When you tell people you write fiction, an awful lot of them nod and smile, thinking that means you're in the entertainment business. Well, yes, that too... but for many of us, fiction is about a whole lot more than just telling a good story. It's about examining truths, and pulling forth stories which help us think about issues and, hopefully, in the end understand a bit more about who we are--as a species, as races, as genders, as individuals.
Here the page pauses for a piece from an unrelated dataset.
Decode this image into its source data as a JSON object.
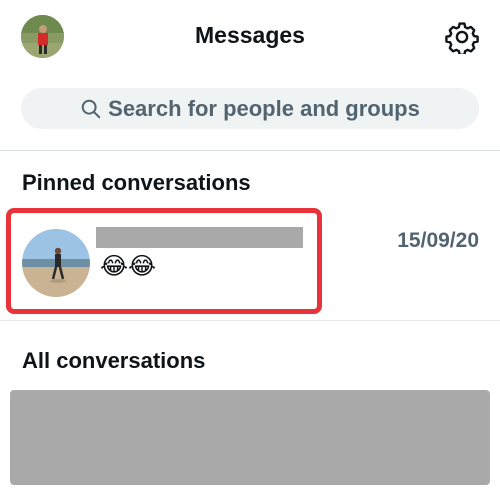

When you say you write science fiction, the smile often takes on a sort of frozen look. Science fiction, how nice. (Unless you are talking to a sci-fi fan, in which case you are assaulted with questions about your books or stories). Good science fiction is about the same things as regular fiction, only perhaps a bit more self-consciously. Take Ursula Le Guin's "The Left Hand of Darkness." She is able to examine sexuality in a way standard fiction can't because of the society/species she creates. Or Orwells 1984, which examines governmental thought control and totalitarianism in a way that wouldn't be very possible in straight fiction, because (one hopes) the extreme version he writes about would never be tolerated in the real world.
Science fiction writers (at least my favorite ones) focus and crystalize an issue, capturing the essence of it, intensifying it, removing the noise and distraction and messiness of real life, so they can pick it apart. It results, often, in a very intense experience, that can have a significant impact on the way you see your world, your life, your relationships.
The Boston Globe a couple days ago ran an article talking about the roke of science fiction, particularly utopias and dystopias.http://www.boston.com/news/globe/ideas/articles/2005/11/20/back_to_utopia/?page=full
"The authors says about one book: ''The Three Stigmata of Palmer Eldritch" (1965) is a psychedelic odyssey of hallucinations-within-hallucinations from which no reader emerges unscathed."
Yes, that's the idea -- many authors of sci-fi hope the reader will come out on the other side of their book changed, or at least at bit more thoughtful.